Lo hanno sottolineato i dati aggiornati del registro Covid-19 della Società Italiana di Neonatologia (SIN) che hanno confermato un aumento delle nascite premature da donne infette pari all’11,2%, rispetto al tasso che riguarda le donne non infette (6,9%). Anche per questo motivo, hanno riferito gli esperti, “alle donne in gravidanza o che vogliono avere un figlio consigliamo di vaccinarsi, per proteggere se stesse e il proprio piccolo”

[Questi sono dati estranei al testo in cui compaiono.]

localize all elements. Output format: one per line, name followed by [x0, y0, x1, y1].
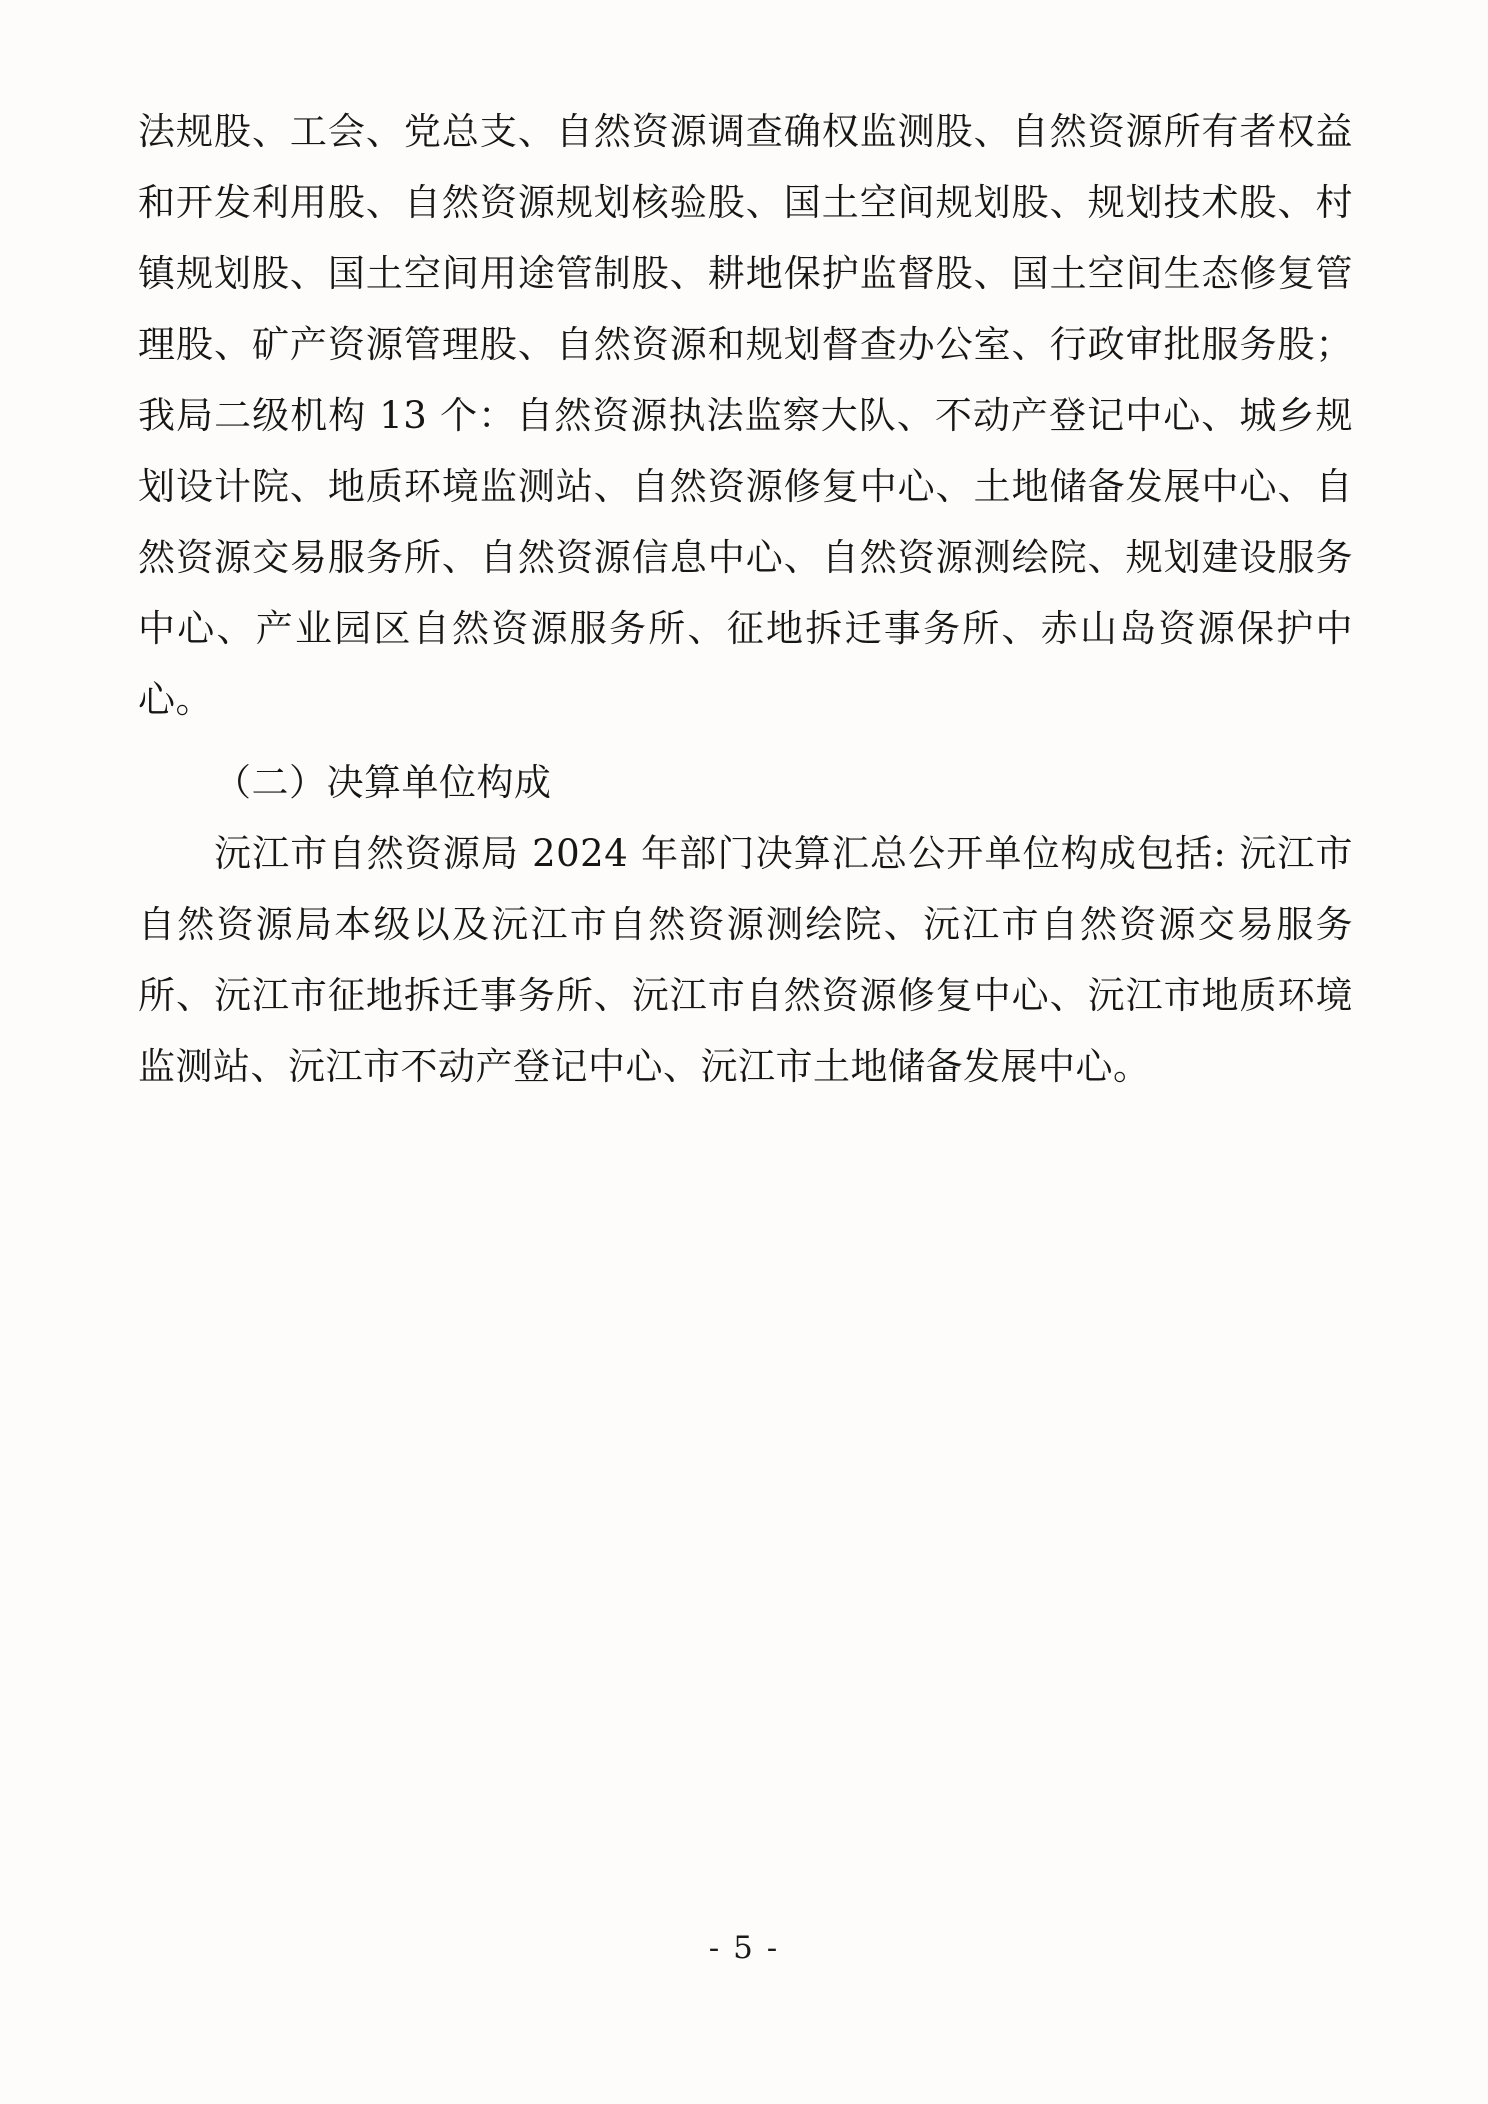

Le gravidanze complicate dalla positività delle future mamme al Covid-19, si possono concludere spesso con un parto prematuro che può mettere anche a serio rischio la vita del nascituro. Lo hanno sottolineato i dati aggiornati del registro Covid-19 della Società Italiana di Neonatologia (SIN) che hanno confermato anche un aumento delle nascite premature da donne infette pari all’11,2%, rispetto al tasso che riguarda le donne non infette (6,9%). “Una trentenne non incinta che contrae il virus ha una bassa probabilità di essere ricoverata in terapia intensiva, ma se è in gravidanza il rischio sale di tre volte”, ha commentato Fabio Mosca, presidente della Sin. “Il virus Sars-CoV-2, inoltre, può trasmettersi, anche se raramente, dalla madre al feto e causare a volte casi di Covid-19 neonatale grave”. Proprio per questo motivo, ha aggiunto, “alle donne in gravidanza o che vogliono avere un figlio consigliamo di vaccinarsi, per proteggere se stesse e il proprio piccolo”.
I dati emersi dall’indagine
Analizzando i dati, alla data del 30 giugno 2021 sono state inserite 3.147 schede relative ad altrettanti neonati rispondenti ai criteri di inclusione del registro, di cui 3.091 ricoverati alla nascita e 56 relativi a neonati ricoverati in ospedale per un’infezione diagnosticata dopo la nascita. La maggior parte dei casi ha riguardato centri del Nord, maggiormente colpiti dalla pandemia e, in particolare, la Lombardia (37.1% delle schede inserite), seguita dall’Emilia-Romagna (11.4% delle schede inserite) e dal Piemonte (9.5% delle schede inserite). Nel complesso, i punti nascita del Nord Italia hanno inserito il 70% delle schede, mentre quelli del Centro e del Sud hanno inserito il 15% delle schede ciascuno. L’analisi dei dati ha permesso di comprendere come l’84.5% dei neonati sia nato da donne con infezione al momento del parto, il restante 15.5% da donne con infezione pregressa in gravidanza. Nell’85% dei casi l’infezione in gravidanza si è manifestate senza sintomi, mentre quando presente, la sintomatologia si è manifestata con entità di livello lieve o medio, con necessità di assistenza ventilatoria invasiva in 12 casi e di assistenza ventilatoria non-invasiva in 11. Nella maggior parte dei casi (77,9%), hanno spiegato gli esperti della Sin, l’infezione nei neonati è risultata essere asintomatica oppure paucisintomatica. Mentre una scarsa adesione alle misure di precauzione è stata, probabilmente, causa dell’infezione da parte del 2.2% dei neonati negativi alla dimissione e divenuti positivi durante il monitoraggio successivo. Allo stesso modo, anche i neonati tornati in ospedale per infezione da Sars-CoV-2 manifestatasi dopo la dismissione, pur essendo tutti sintomatici e con sintomi prevalenti quali febbre e difficoltà all’alimentazione, hanno presentato una sintomatologia di entità lieve o media, necessitando solo in 2 casi di supporto ventilatorio invasivo e in altri 2 casi di supporto ventilatorio non invasivo. Nessuno dei piccoli è deceduto per l’infezione e la permanenza in ospedale è durata in media 5 giorni.
L’importanza del registro Covid-19
“Abbiamo realizzato il registro Covid-19 per non disperdere il patrimonio di conoscenze maturato dai neonatologi durante la pandemia da Sars-CoV-2”, ha riferito Mosca in conclusione. “Questi dati aggiornati, relativi all’assistenza ai nati da mamma covid-positiva diagnosticata in qualunque momento della gravidanza e ai neonati con infezione acquisita entro il primo mese di vita, rappresentano uno strumento prezioso per gli operatori del settore, ma anche per le istituzioni, sia da un punto di vista scientifico, che clinico e sociale”, ha spiegato. Ora, proprio grazie alle conoscenze acquisite, è possibile “garantire alla diade mamma-neonato, anche durante l’emergenza sanitaria, sicurezza e qualità nelle cure, sostenendo la zero separation e favorendo il rooming-in, con l’avvio dell’allattamento al seno”.